Altruistic_Heat_9531@reddit
Welp I’ve got an answer, and it essentially comes down to "needle in a haystack". Talking about MoE for contexts up to \~32K isk tokens, Q6 and Q8 quantization is practically same. However, as context 72K+, retrieval degradation becomes apparent. The model may start forget on earlier ctx or, in the worst cases, fall into repetitive loops. But this stuff is most prominent in Qwen MoE. However, Qwen 27B quite immune up to 128K\~144K ish contexts when using Q4–Q6, with noticeable degradation only appearing around 200K.
false79@reddit
I wouldn't approach this problem because you want to save space or vram (given how close these models are in size).

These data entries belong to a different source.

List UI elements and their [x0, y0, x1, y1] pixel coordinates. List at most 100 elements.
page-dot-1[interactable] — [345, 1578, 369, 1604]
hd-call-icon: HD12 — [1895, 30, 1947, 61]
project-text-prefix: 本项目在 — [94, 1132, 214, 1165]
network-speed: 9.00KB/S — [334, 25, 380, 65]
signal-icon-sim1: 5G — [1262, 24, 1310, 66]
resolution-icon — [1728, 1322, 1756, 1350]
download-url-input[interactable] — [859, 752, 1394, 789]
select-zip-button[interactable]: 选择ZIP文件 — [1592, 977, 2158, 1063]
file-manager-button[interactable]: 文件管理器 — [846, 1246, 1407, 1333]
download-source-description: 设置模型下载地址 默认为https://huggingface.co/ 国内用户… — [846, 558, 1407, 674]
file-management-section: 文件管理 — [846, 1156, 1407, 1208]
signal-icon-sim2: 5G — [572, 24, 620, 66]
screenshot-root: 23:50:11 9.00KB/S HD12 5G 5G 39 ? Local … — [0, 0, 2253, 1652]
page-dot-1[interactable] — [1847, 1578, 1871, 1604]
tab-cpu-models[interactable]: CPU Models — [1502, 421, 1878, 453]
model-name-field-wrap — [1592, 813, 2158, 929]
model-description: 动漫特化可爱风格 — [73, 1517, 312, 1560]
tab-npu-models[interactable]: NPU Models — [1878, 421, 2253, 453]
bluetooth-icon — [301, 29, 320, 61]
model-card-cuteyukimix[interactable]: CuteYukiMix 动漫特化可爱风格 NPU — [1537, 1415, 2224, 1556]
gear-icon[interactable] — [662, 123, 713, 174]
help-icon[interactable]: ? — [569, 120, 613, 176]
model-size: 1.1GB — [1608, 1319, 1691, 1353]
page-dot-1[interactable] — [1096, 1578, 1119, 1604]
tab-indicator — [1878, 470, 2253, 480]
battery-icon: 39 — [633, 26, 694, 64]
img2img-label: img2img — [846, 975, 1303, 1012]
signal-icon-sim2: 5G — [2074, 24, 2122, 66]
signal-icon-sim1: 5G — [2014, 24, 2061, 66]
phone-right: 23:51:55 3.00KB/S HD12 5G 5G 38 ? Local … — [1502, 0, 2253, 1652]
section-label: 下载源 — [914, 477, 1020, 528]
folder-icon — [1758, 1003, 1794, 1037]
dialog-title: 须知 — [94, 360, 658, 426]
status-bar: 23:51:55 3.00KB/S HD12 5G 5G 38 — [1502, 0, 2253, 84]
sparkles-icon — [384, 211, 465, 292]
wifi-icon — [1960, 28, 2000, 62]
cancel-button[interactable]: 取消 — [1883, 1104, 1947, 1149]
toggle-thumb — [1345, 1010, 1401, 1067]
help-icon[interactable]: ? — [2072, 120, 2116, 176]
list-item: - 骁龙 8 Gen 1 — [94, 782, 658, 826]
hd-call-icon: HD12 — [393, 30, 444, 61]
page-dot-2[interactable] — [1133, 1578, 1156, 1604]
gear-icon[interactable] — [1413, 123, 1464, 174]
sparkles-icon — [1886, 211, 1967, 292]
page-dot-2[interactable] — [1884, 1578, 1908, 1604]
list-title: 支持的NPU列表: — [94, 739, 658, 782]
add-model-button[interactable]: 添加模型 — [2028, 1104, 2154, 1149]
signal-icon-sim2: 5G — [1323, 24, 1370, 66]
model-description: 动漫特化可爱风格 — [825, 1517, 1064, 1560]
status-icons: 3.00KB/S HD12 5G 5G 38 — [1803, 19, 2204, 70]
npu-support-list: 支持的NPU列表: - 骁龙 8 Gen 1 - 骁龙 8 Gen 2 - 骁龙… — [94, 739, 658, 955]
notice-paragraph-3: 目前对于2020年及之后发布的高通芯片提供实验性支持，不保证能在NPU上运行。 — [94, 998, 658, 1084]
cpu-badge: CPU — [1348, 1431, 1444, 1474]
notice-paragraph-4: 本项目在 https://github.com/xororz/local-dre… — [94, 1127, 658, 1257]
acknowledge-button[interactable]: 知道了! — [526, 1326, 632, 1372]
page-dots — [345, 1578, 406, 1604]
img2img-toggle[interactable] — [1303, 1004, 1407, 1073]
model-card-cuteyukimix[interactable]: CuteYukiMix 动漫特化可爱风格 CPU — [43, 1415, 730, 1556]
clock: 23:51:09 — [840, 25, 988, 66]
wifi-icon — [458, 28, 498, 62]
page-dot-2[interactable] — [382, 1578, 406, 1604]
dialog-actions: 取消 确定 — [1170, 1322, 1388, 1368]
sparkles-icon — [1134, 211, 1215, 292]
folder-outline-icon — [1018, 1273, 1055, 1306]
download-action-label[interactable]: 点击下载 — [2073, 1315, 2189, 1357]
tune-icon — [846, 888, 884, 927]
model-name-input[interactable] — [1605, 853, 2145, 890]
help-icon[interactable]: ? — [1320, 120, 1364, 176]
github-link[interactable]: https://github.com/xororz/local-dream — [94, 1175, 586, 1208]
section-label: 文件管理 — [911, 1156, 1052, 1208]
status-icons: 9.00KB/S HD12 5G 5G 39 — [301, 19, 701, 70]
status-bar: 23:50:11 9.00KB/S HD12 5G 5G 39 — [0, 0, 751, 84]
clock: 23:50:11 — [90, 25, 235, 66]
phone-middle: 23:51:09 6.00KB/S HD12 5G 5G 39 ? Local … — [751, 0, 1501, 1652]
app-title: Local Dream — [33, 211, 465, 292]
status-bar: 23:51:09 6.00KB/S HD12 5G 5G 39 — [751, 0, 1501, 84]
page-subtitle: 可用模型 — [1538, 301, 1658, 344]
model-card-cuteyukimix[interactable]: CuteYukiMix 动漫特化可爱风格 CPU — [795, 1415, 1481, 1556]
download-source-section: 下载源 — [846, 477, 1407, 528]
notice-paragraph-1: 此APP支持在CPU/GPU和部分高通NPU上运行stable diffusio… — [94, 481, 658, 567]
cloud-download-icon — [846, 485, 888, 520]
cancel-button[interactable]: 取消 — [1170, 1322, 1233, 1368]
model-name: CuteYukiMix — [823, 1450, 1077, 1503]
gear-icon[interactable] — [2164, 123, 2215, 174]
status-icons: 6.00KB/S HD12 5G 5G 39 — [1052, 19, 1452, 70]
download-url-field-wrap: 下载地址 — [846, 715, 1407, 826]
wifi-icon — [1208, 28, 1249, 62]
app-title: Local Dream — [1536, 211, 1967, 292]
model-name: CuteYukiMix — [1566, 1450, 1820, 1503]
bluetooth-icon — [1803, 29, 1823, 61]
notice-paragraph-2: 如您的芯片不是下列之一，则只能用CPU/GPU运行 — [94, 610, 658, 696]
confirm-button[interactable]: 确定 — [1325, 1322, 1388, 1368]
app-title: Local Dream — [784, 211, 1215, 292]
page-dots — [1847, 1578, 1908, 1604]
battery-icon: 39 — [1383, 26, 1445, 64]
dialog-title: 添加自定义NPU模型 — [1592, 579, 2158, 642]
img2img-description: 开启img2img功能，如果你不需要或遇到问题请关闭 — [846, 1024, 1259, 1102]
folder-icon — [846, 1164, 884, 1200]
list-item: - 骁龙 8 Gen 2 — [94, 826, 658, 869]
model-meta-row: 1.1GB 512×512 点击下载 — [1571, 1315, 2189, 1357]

Where it would be a legit factor is if you are remotely storing this and it's a fee every month for your VPS.
Otherwise be more liberal, stick with the model that most reliable for your needs.
sine120@reddit
From what I've seen of KLD, Q6_K_XL seems to be as good or better as Q8. I've read Q8 is a simple operation, so it might run faster on certain hardware like CPU inference, but usually memory bandwidth is the bottleneck for me. Larger models seem to go slower.
Spiderboyz1@reddit (OP)
That's what makes me doubt whether the Q6 K is now the optimal point that also saves resources. If it's almost the same as Q8, there's no point in having Q8
overand@reddit
It's worth trying one then the other with several tasks that you tend to use, IMO.
There are a few posts about quality relative to quant here, I expect someone will chime in. I believe at least one of the Gemma-4 models (maybe all of them?) is pretty sensitive to quanitzation
Spiderboyz1@reddit (OP)
Of course, because I remember reading in another post that the G4 26B and 31B, even on the Q8, had a little high KLD, and I was surprise. Qwen instead to be more resistant
CircularSeasoning@reddit
No one knows. We don't have that much SSD and RAM or time and money to test these things extensively. We're living on borrowed GPUs. Vibe-coding is the future because it's been vibes all along.